Comment: Overkill of messaging frequency at best leads to tune-out. At worst it leads to negative feelings.

* “Sometimes people make the mistake and think broad reach is bad. It’s not. Sometimes you can get the best of both worlds.” — Adam Harter, VP-cultural connections, PepsiCo.

Comment: And radio delivers it.

* Commercials on broadcast networks made up 17.3% of programming time in 2015, up from about 16.8% in 2012, according to Brian Wieser, analyst, Pivotal Research Group. On cable, they constituted 20.6% of programming time, up from 19.3%.

Comment: Clutter leads to lower productivity of each ad dollar.

Last week we highlighted the rationale for rotating in shorter-length commercials as a schedule progressed. A very well-respected media pro who read that blog wrote the following in response:

“Also, suggesting to a client that they consider running the shorter length might be a way to get an advertiser who’s reluctant to spend in radio to actually commit some dollars to it. It will be a smaller dollar commitment but will enable an AE to build a schedule that will be robust enough to still have an impact.”

We agree. Many TV campaigns generate tremendous audio equity that goes largely unused. Rotating in shorter-length radio commercials to supplement any TV campaign provides the following benefits:

– Gets our foot in the door

– Continuity of schedule = continued brand presence

– Memory maintenance = Radio is a terrific memory maintenance vehicle that economically refreshes memories

– Convergent reality = I heard it somewhere else so it is more likely “true”

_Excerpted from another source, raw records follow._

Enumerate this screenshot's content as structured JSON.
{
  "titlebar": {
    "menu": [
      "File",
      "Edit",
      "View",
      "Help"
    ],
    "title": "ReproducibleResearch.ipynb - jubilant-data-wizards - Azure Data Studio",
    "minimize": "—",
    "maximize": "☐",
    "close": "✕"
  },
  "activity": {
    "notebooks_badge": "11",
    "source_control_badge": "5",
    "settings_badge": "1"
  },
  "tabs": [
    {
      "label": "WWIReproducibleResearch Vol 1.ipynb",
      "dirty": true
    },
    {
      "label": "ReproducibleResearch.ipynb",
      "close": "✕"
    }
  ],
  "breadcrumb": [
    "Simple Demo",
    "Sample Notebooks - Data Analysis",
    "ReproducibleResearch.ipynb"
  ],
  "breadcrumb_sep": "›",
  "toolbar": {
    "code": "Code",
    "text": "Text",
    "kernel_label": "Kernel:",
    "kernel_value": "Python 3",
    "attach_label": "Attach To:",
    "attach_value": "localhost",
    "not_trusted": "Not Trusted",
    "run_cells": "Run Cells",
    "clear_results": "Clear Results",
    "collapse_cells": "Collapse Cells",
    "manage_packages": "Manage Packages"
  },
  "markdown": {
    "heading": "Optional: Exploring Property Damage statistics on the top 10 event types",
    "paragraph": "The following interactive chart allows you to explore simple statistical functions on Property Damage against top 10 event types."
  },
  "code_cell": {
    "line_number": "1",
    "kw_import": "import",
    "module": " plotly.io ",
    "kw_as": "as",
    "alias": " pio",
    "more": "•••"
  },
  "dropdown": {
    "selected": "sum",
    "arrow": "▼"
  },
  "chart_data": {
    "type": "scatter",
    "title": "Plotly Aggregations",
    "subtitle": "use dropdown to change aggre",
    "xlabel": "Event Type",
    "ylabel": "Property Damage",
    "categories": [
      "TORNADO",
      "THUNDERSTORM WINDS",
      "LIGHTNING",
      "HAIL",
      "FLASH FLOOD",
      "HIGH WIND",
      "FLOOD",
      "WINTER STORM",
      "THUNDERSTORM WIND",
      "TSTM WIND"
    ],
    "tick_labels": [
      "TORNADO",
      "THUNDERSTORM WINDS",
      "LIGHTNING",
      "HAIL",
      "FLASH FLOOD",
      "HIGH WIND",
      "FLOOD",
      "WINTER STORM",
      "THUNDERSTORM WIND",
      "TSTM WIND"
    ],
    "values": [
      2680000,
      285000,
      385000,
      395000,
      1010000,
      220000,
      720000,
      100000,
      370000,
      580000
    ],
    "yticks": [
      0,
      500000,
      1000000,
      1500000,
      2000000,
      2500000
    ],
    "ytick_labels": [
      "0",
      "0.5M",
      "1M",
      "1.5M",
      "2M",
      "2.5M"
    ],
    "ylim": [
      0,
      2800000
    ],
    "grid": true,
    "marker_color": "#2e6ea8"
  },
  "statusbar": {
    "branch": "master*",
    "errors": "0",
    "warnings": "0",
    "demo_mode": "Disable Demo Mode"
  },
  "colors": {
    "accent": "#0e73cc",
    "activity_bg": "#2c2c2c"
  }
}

– Complementary messaging = additional reasons to believe/purchase

And lastly, and probably most importantly, the ARF’s finding that adding radio to a TV-only campaign increases the ROI +20%!

 

2 COMMENTS

  1. Bob has already established credibility with me.
    ‘Tis a good thing that the (above) info reinforces the mostly-accepted premise that radio still enjoys an impressive reach and an, at least, semi-satisfactory ROI.
    That poorly-constructed spots running on minimal budgets is still the sugar in the gas tank.
    Indeed, the challenge is much more than educating advertisers on the power of radio. That “power” is, after all, only about potential, potential potentials. 🙂
    Advertisers, particularly those who chirp, “I have already tried radio and it didn’t work.” require greater, pervasive and ongoing assurances. Those are not forthcoming.

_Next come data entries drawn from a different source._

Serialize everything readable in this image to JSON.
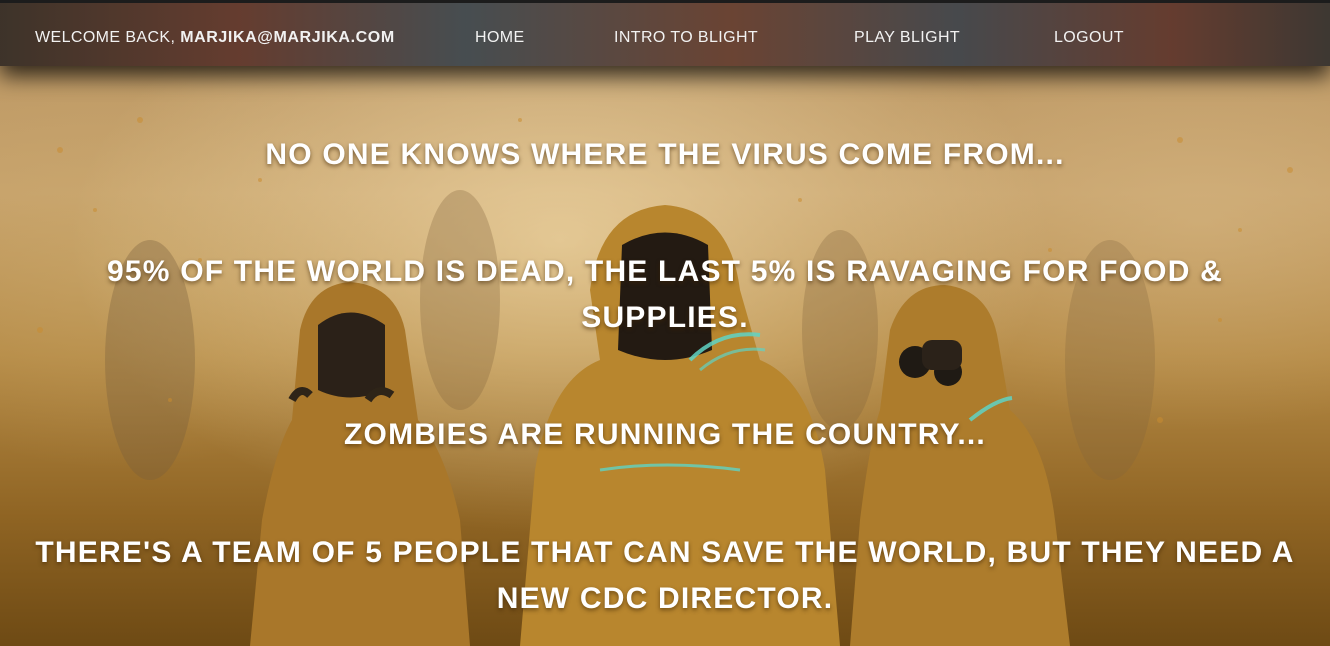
{
  "nav": {
    "welcome_prefix": "WELCOME BACK, ",
    "welcome_user": "MARJIKA@MARJIKA.COM",
    "home": "HOME",
    "intro": "INTRO TO BLIGHT",
    "play": "PLAY BLIGHT",
    "logout": "LOGOUT"
  },
  "story": {
    "line1": "NO ONE KNOWS WHERE THE VIRUS COME FROM...",
    "line2": "95% OF THE WORLD IS DEAD, THE LAST 5% IS RAVAGING FOR FOOD & SUPPLIES.",
    "line3": "ZOMBIES ARE RUNNING THE COUNTRY...",
    "line4": "THERE'S A TEAM OF 5 PEOPLE THAT CAN SAVE THE WORLD, BUT THEY NEED A NEW CDC DIRECTOR."
  },
  "colors": {
    "text": "#ffffff",
    "hazmat_suit": "#b8862e",
    "accent_teal": "#5fd3c4"
  }
}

  2. Not up to your usual level, Bob. Way too nerdy and hair-splitting. Plus the end revives the old RAB chestnut about radio (in a media mix) helping people remember a TV commercial. As tempting as that sounds, Bob, it never caused anyone to sell radio. Instead, it diminished radio as nothing more than an “ad–on” as an afterthought medium. Not true at all. Radio is a primary medium. Not enough radio people believe that.